Pristine and Doped MoS2 Monolayers as Potential HCN Gas Sensors: A DFT Study

TL;DR

This study uses DFT to analyze how pristine and doped MoS2 monolayers can detect HCN gas, identifying promising doped systems with fast response times and notable electronic and optical property changes for sensor applications.

Contribution

It provides a comprehensive DFT analysis of HCN adsorption on various doped MoS2 monolayers, highlighting the effects of different dopants and doping levels on sensing performance.

Findings

Al-MoS2 shows the strongest chemisorption of HCN.

Si-MoS2 exhibits an ultrafast response in microseconds.
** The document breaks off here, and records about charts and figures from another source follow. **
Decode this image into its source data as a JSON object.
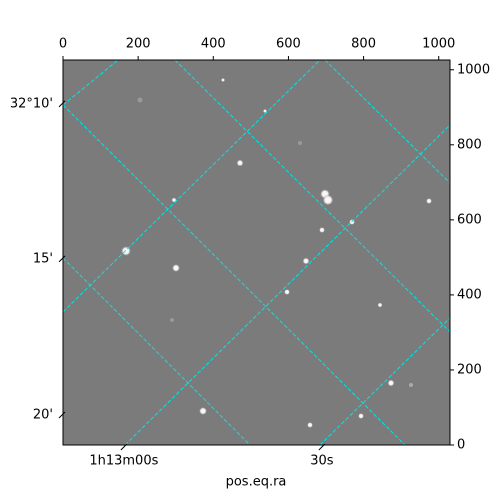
{
  "chart_data": {
    "type": "image",
    "xlabel": "pos.eq.ra",
    "xlim": [
      0,
      1030
    ],
    "ylim": [
      0,
      1026
    ],
    "xticks": [
      0,
      200,
      400,
      600,
      800,
      1000
    ],
    "yticks": [
      0,
      200,
      400,
      600,
      800,
      1000
    ],
    "left_ticks": [
      {
        "value": 909,
        "label": "32°10'"
      },
      {
        "value": 496,
        "label": "15'"
      },
      {
        "value": 80,
        "label": "20'"
      }
    ],
    "bottom_ticks": [
      {
        "value": 162,
        "label": "1h13m00s"
      },
      {
        "value": 689,
        "label": "30s"
      }
    ],
    "grid_color": "#00e5e5"
  }
}
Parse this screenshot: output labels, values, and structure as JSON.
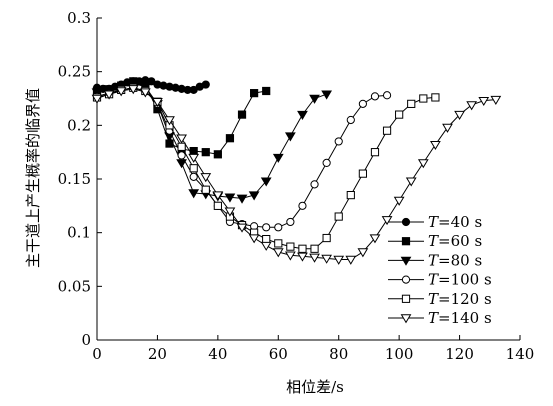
{
  "chart_data": {
    "type": "line",
    "title": "",
    "xlabel": "相位差/s",
    "ylabel": "主干道上产生概率的临界值",
    "xlim": [
      0,
      140
    ],
    "ylim": [
      0,
      0.3
    ],
    "xticks": [
      0,
      20,
      40,
      60,
      80,
      100,
      120,
      140
    ],
    "xtick_labels": [
      "0",
      "20",
      "40",
      "60",
      "80",
      "100",
      "120",
      "140"
    ],
    "yticks": [
      0,
      0.05,
      0.1,
      0.15,
      0.2,
      0.25,
      0.3
    ],
    "ytick_labels": [
      "0",
      "0.05",
      "0.1",
      "0.15",
      "0.2",
      "0.25",
      "0.3"
    ],
    "grid": false,
    "legend_position": "lower-right",
    "series": [
      {
        "name": "T=40 s",
        "label_var": "T",
        "label_rest": "=40 s",
        "marker": "circle-filled",
        "x": [
          0,
          2,
          4,
          6,
          8,
          10,
          12,
          14,
          16,
          18,
          20,
          22,
          24,
          26,
          28,
          30,
          32,
          34,
          36
        ],
        "y": [
          0.235,
          0.234,
          0.234,
          0.236,
          0.238,
          0.24,
          0.241,
          0.241,
          0.242,
          0.241,
          0.238,
          0.237,
          0.236,
          0.235,
          0.234,
          0.233,
          0.233,
          0.236,
          0.238
        ]
      },
      {
        "name": "T=60 s",
        "label_var": "T",
        "label_rest": "=60 s",
        "marker": "square-filled",
        "x": [
          0,
          4,
          8,
          12,
          16,
          20,
          24,
          28,
          32,
          36,
          40,
          44,
          48,
          52,
          56
        ],
        "y": [
          0.232,
          0.232,
          0.237,
          0.241,
          0.237,
          0.215,
          0.183,
          0.178,
          0.176,
          0.175,
          0.173,
          0.188,
          0.21,
          0.23,
          0.232
        ]
      },
      {
        "name": "T=80 s",
        "label_var": "T",
        "label_rest": "=80 s",
        "marker": "triangle-down-filled",
        "x": [
          0,
          4,
          8,
          12,
          16,
          20,
          24,
          28,
          32,
          36,
          40,
          44,
          48,
          52,
          56,
          60,
          64,
          68,
          72,
          76
        ],
        "y": [
          0.231,
          0.234,
          0.236,
          0.239,
          0.236,
          0.22,
          0.19,
          0.165,
          0.137,
          0.136,
          0.134,
          0.133,
          0.132,
          0.135,
          0.148,
          0.17,
          0.19,
          0.21,
          0.225,
          0.229
        ]
      },
      {
        "name": "T=100 s",
        "label_var": "T",
        "label_rest": "=100 s",
        "marker": "circle-open",
        "x": [
          0,
          4,
          8,
          12,
          16,
          20,
          24,
          28,
          32,
          36,
          40,
          44,
          48,
          52,
          56,
          60,
          64,
          68,
          72,
          76,
          80,
          84,
          88,
          92,
          96
        ],
        "y": [
          0.227,
          0.23,
          0.233,
          0.235,
          0.232,
          0.22,
          0.195,
          0.172,
          0.152,
          0.14,
          0.125,
          0.11,
          0.108,
          0.106,
          0.105,
          0.105,
          0.11,
          0.125,
          0.145,
          0.165,
          0.185,
          0.205,
          0.22,
          0.227,
          0.228
        ]
      },
      {
        "name": "T=120 s",
        "label_var": "T",
        "label_rest": "=120 s",
        "marker": "square-open",
        "x": [
          0,
          4,
          8,
          12,
          16,
          20,
          24,
          28,
          32,
          36,
          40,
          44,
          48,
          52,
          56,
          60,
          64,
          68,
          72,
          76,
          80,
          84,
          88,
          92,
          96,
          100,
          104,
          108,
          112
        ],
        "y": [
          0.226,
          0.229,
          0.233,
          0.235,
          0.232,
          0.222,
          0.2,
          0.18,
          0.16,
          0.14,
          0.125,
          0.115,
          0.107,
          0.1,
          0.094,
          0.09,
          0.087,
          0.085,
          0.085,
          0.095,
          0.115,
          0.135,
          0.155,
          0.175,
          0.195,
          0.21,
          0.22,
          0.225,
          0.226
        ]
      },
      {
        "name": "T=140 s",
        "label_var": "T",
        "label_rest": "=140 s",
        "marker": "triangle-down-open",
        "x": [
          0,
          4,
          8,
          12,
          16,
          20,
          24,
          28,
          32,
          36,
          40,
          44,
          48,
          52,
          56,
          60,
          64,
          68,
          72,
          76,
          80,
          84,
          88,
          92,
          96,
          100,
          104,
          108,
          112,
          116,
          120,
          124,
          128,
          132
        ],
        "y": [
          0.225,
          0.229,
          0.232,
          0.234,
          0.231,
          0.222,
          0.205,
          0.188,
          0.17,
          0.152,
          0.135,
          0.12,
          0.105,
          0.095,
          0.088,
          0.082,
          0.079,
          0.078,
          0.077,
          0.076,
          0.075,
          0.075,
          0.082,
          0.095,
          0.112,
          0.13,
          0.148,
          0.165,
          0.182,
          0.198,
          0.21,
          0.219,
          0.223,
          0.224
        ]
      }
    ]
  }
}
2P-MoS2 and 3Al-MoS2 are promising for HCN sensing applications.

Abstract

Two-dimensional transition metal dichalcogenides (TMDCs) have been extensively investigated due to their tunable properties. In this work, density functional theory (DFT) is employed to investigate the adsorption behavior and sensing characteristics of HCN on pristine and doped MoS2 monolayers (X-MoS2, where X = P, N, Si, Al, B, Cl). The structural, electronic, and optical characteristics of all systems are examined to study the sensing properties of various doped MoS2 monolayers. In particular, the Al-MoS2 system demonstrates the strongest adsorption characterized by chemisorption, while the remaining systems show interactions of physisorption type. Recovery time and changes in electronic and optical properties reveal that Si-MoS2 possesses an ultrafast response of the order of microseconds, while Al-MoS2 exhibits a significantly longer recovery time, making it unsuitable for reusable sensors. P-MoS2, Si-MoS2, and Al-MoS2 monolayers show pronounced changes in their properties after HCN adsorption. To explore tunability in adsorption strength and recovery behavior, systems with two and three dopant atoms are further studied for P, Si, and Al doping. The results indicate that double doping enhances adsorption strength, whereas triple symmetric doping weakens it. Based on adsorption energy, recovery time, and electronic response, 2P-MoS2 and 3Al-MoS2 are identified as promising candidates for electrochemical and chemiresistive sensing of HCN. Additionally, the observed optical response in the ultraviolet region highlights their potential in UV-range optical sensor design.